4. It could encourage people not to pay down debt
Martin Lewis, the founder of Money Saving Expert, agrees that it could incentivise people to make bad decisions: “[T]here is a risk Help to Save could substantially mis-prioritise people’s finances. … [P]eople may start to think that everyone should put aside money each month, when the truth is for many with expensive debts, especially payday loans, that’s a bad idea.”
5. It’s a bit rich
Labour has said Help to Save is “like stealing someone’s car and offering them a lift to the bus stop”. People on low incomes have been hit by government cuts to tax credits and Universal Credit. Shelter reminds us that the coalition government also withdrew support for the Social Fund, which helped people to cover unexpected expenses, in 2013, handing responsibility to local councils.

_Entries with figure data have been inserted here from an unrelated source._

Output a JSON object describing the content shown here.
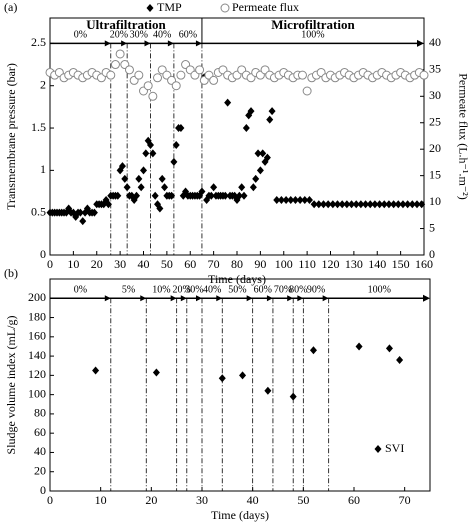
{
  "chart_data": [
    {
      "type": "scatter",
      "panel_label": "(a)",
      "xlabel": "Time (days)",
      "ylabel": "Transmembrane pressure (bar)",
      "y2label": "Permeate flux (L.h⁻¹.m⁻²)",
      "xlim": [
        0,
        160
      ],
      "xticks": [
        0,
        10,
        20,
        30,
        40,
        50,
        60,
        70,
        80,
        90,
        100,
        110,
        120,
        130,
        140,
        150,
        160
      ],
      "ylim": [
        0,
        2.8
      ],
      "yticks": [
        0,
        0.5,
        1,
        1.5,
        2,
        2.5
      ],
      "y2lim": [
        0,
        44.8
      ],
      "y2ticks": [
        0,
        5,
        10,
        15,
        20,
        25,
        30,
        35,
        40
      ],
      "legend": "top",
      "phase_lines": [
        26,
        33,
        43,
        53,
        65
      ],
      "stage_labels": [
        "0%",
        "20%",
        "30%",
        "40%",
        "60%",
        "100%"
      ],
      "modes": [
        "Ultrafiltration",
        "Microfiltration"
      ],
      "series": [
        {
          "name": "TMP",
          "color": "#000000",
          "marker": "diamond",
          "x": [
            0,
            1,
            2,
            3,
            4,
            5,
            6,
            7,
            8,
            9,
            10,
            11,
            12,
            13,
            14,
            15,
            16,
            17,
            18,
            19,
            20,
            21,
            22,
            23,
            24,
            25,
            26,
            27,
            28,
            29,
            30,
            31,
            32,
            33,
            34,
            35,
            36,
            37,
            38,
            39,
            40,
            41,
            42,
            43,
            44,
            45,
            46,
            47,
            48,
            49,
            50,
            51,
            52,
            53,
            54,
            55,
            56,
            57,
            58,
            59,
            60,
            61,
            62,
            63,
            64,
            65,
            66,
            67,
            68,
            69,
            70,
            71,
            72,
            73,
            74,
            75,
            76,
            77,
            78,
            79,
            80,
            81,
            82,
            83,
            84,
            85,
            86,
            87,
            88,
            89,
            90,
            91,
            92,
            93,
            94,
            95,
            97,
            99,
            101,
            103,
            105,
            107,
            109,
            111,
            113,
            115,
            117,
            119,
            121,
            123,
            125,
            127,
            129,
            131,
            133,
            135,
            137,
            139,
            141,
            143,
            145,
            147,
            149,
            151,
            153,
            155,
            157,
            159
          ],
          "values": [
            0.5,
            0.5,
            0.5,
            0.5,
            0.5,
            0.5,
            0.5,
            0.5,
            0.55,
            0.5,
            0.5,
            0.45,
            0.5,
            0.5,
            0.4,
            0.5,
            0.55,
            0.5,
            0.5,
            0.5,
            0.6,
            0.6,
            0.6,
            0.6,
            0.65,
            0.6,
            0.7,
            0.7,
            0.7,
            0.7,
            1.0,
            1.05,
            0.9,
            0.8,
            0.7,
            0.7,
            0.65,
            0.7,
            0.9,
            0.8,
            1.0,
            1.2,
            1.35,
            1.3,
            1.2,
            0.7,
            0.6,
            0.55,
            0.9,
            0.8,
            0.7,
            0.7,
            0.7,
            1.1,
            1.3,
            1.5,
            1.5,
            0.7,
            0.75,
            0.7,
            0.7,
            0.7,
            0.7,
            0.7,
            0.7,
            0.75,
            2.1,
            0.65,
            0.7,
            0.7,
            0.8,
            0.7,
            0.7,
            0.7,
            0.7,
            0.7,
            1.8,
            0.7,
            0.7,
            0.7,
            0.65,
            0.7,
            0.8,
            0.7,
            1.5,
            1.65,
            1.7,
            0.8,
            0.9,
            1.2,
            1.0,
            1.2,
            1.1,
            1.15,
            1.6,
            1.7,
            0.65,
            0.65,
            0.65,
            0.65,
            0.65,
            0.65,
            0.65,
            0.65,
            0.6,
            0.6,
            0.6,
            0.6,
            0.6,
            0.6,
            0.6,
            0.6,
            0.6,
            0.6,
            0.6,
            0.6,
            0.6,
            0.6,
            0.6,
            0.6,
            0.6,
            0.6,
            0.6,
            0.6,
            0.6,
            0.6,
            0.6,
            0.6
          ]
        },
        {
          "name": "Permeate flux",
          "color": "#888888",
          "marker": "circle",
          "axis": "y2",
          "x": [
            0,
            2,
            4,
            6,
            8,
            10,
            12,
            14,
            16,
            18,
            20,
            22,
            24,
            26,
            28,
            30,
            32,
            34,
            36,
            38,
            40,
            42,
            44,
            46,
            48,
            50,
            52,
            54,
            56,
            58,
            60,
            62,
            64,
            66,
            68,
            70,
            72,
            74,
            76,
            78,
            80,
            82,
            84,
            86,
            88,
            90,
            92,
            94,
            96,
            98,
            100,
            102,
            104,
            106,
            108,
            110,
            112,
            114,
            116,
            118,
            120,
            122,
            124,
            126,
            128,
            130,
            132,
            134,
            136,
            138,
            140,
            142,
            144,
            146,
            148,
            150,
            152,
            154,
            156,
            158,
            160
          ],
          "values": [
            34.5,
            34,
            34.5,
            33.5,
            34,
            34.5,
            34,
            33.5,
            34,
            34.5,
            34,
            33.5,
            34.5,
            34,
            36,
            38,
            36,
            35,
            33,
            34,
            31,
            32,
            30,
            33.5,
            35,
            34,
            33,
            32,
            34,
            36,
            35,
            34,
            35,
            33,
            34,
            33,
            34.5,
            35,
            34,
            33.5,
            34,
            35,
            34,
            33.5,
            34.5,
            34,
            35,
            34,
            33.5,
            34,
            34.5,
            34,
            33.5,
            34,
            34,
            31,
            33.5,
            34,
            34.5,
            33.5,
            34,
            33.5,
            34,
            34.5,
            34,
            33.5,
            34,
            34.5,
            34,
            33.5,
            34,
            34.5,
            34,
            33.5,
            34,
            34.5,
            34,
            33.5,
            34,
            34.5,
            34
          ]
        }
      ]
    },
    {
      "type": "scatter",
      "panel_label": "(b)",
      "xlabel": "Time (days)",
      "ylabel": "Sludge volume index (mL/g)",
      "xlim": [
        0,
        75
      ],
      "xticks": [
        0,
        10,
        20,
        30,
        40,
        50,
        60,
        70
      ],
      "ylim": [
        0,
        220
      ],
      "yticks": [
        0,
        20,
        40,
        60,
        80,
        100,
        120,
        140,
        160,
        180,
        200
      ],
      "legend": "lower right",
      "phase_lines": [
        12,
        19,
        25,
        27,
        30,
        34,
        40,
        44,
        48,
        50,
        55
      ],
      "stage_labels": [
        "0%",
        "5%",
        "10%",
        "20%",
        "30%",
        "40%",
        "50%",
        "60%",
        "70%",
        "80%",
        "90%",
        "100%"
      ],
      "series": [
        {
          "name": "SVI",
          "color": "#000000",
          "marker": "diamond",
          "x": [
            9,
            21,
            34,
            38,
            43,
            48,
            52,
            61,
            67,
            69
          ],
          "values": [
            125,
            123,
            117,
            120,
            104,
            98,
            146,
            150,
            148,
            136
          ]
        }
      ]
    }
  ]
}
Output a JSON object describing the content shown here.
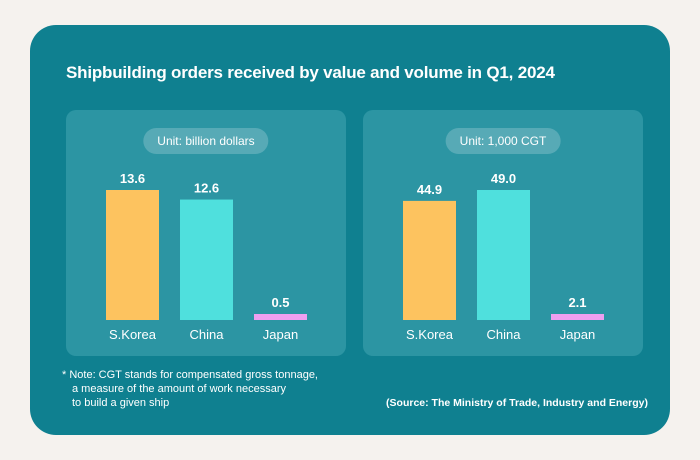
{
  "title": "Shipbuilding orders received by value and volume in Q1, 2024",
  "colors": {
    "background": "#f5f2ee",
    "card": "#0f8090",
    "panel": "#2c95a3",
    "s_korea": "#fdc35f",
    "china": "#4fe0dd",
    "japan": "#ee9ff0"
  },
  "note": {
    "line1": "* Note: CGT stands for compensated gross tonnage,",
    "line2": "a measure of the amount of work necessary",
    "line3": "to build a given ship"
  },
  "source": "(Source: The Ministry of Trade, Industry and Energy)",
  "chart_data": [
    {
      "type": "bar",
      "unit_label": "Unit: billion dollars",
      "categories": [
        "S.Korea",
        "China",
        "Japan"
      ],
      "values": [
        13.6,
        12.6,
        0.5
      ],
      "data_labels": [
        "13.6",
        "12.6",
        "0.5"
      ]
    },
    {
      "type": "bar",
      "unit_label": "Unit: 1,000 CGT",
      "categories": [
        "S.Korea",
        "China",
        "Japan"
      ],
      "values": [
        44.9,
        49.0,
        2.1
      ],
      "data_labels": [
        "44.9",
        "49.0",
        "2.1"
      ]
    }
  ]
}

Many have since been forced to cut or scrap the scheme.
6. It was New Labour’s idea anyway
Shadow Work and Pensions Secretary Owen Smith points out that the plans are “almost identical” to New Labour’s planned ‘Saving Gateway’ – which George Osborne scrapped in his very first budget, saying it was unaffordable. This suggests it has just been quickly rehashed to sugarcoat a budget that takes from the disabled to cut taxes for the rich.
7. The people it will benefit will largely have decent incomes
One of the few differences between Help to Save and the scrapped the New Labour scheme is that New Labour planned to limit its incentive to people earning less than £16,040 a year. The Tory scheme, on the other hand, will benefit those earning up to £30,000 (under Universal Credit) – a fairly decent income, given that 90% of UK citizens earn an average of £12,969.
8. It won’t benefit those who most need help
The savings scheme won’t help those who most need help right now: those who are out of work, those who are having their disability benefits slashed, and those who don’t earn enough to qualify. The Resolution Foundation explains that Help to Save:
will only be open to adults in receipt of Universal Credit with minimum household earnings equivalent to 16 hours at the new National Living Wage (equivalent to roughly £6,365 in 2017-2018) or those who are still in receipt of Working Tax Credits.
9. Even the government doesn’t expect it to help many people
3.5 million people are eligible for Help to Save, but how many will actually take it up? The New Statesman has done the sums, based on the government’s own expectations: “In their own costing, the government has assumed that the scheme will cost just £70 million over its first two years. Across the 3.5 million eligible people, that’s a match of just £20 each. The government clearly isn’t expecting substantial numbers to take up their generous offer.”
The lack of savings is a serious problem in the UK; almost half of UK adults don’t have a £500 savings buffer, and unexpected costs can push many families into problem debt. A well thought-out scheme that genuinely helped people to save would be a good thing. But Osborne’s Help to Save is little more than a gimmick – and, given his brutal attacks on working people, an insulting one at that.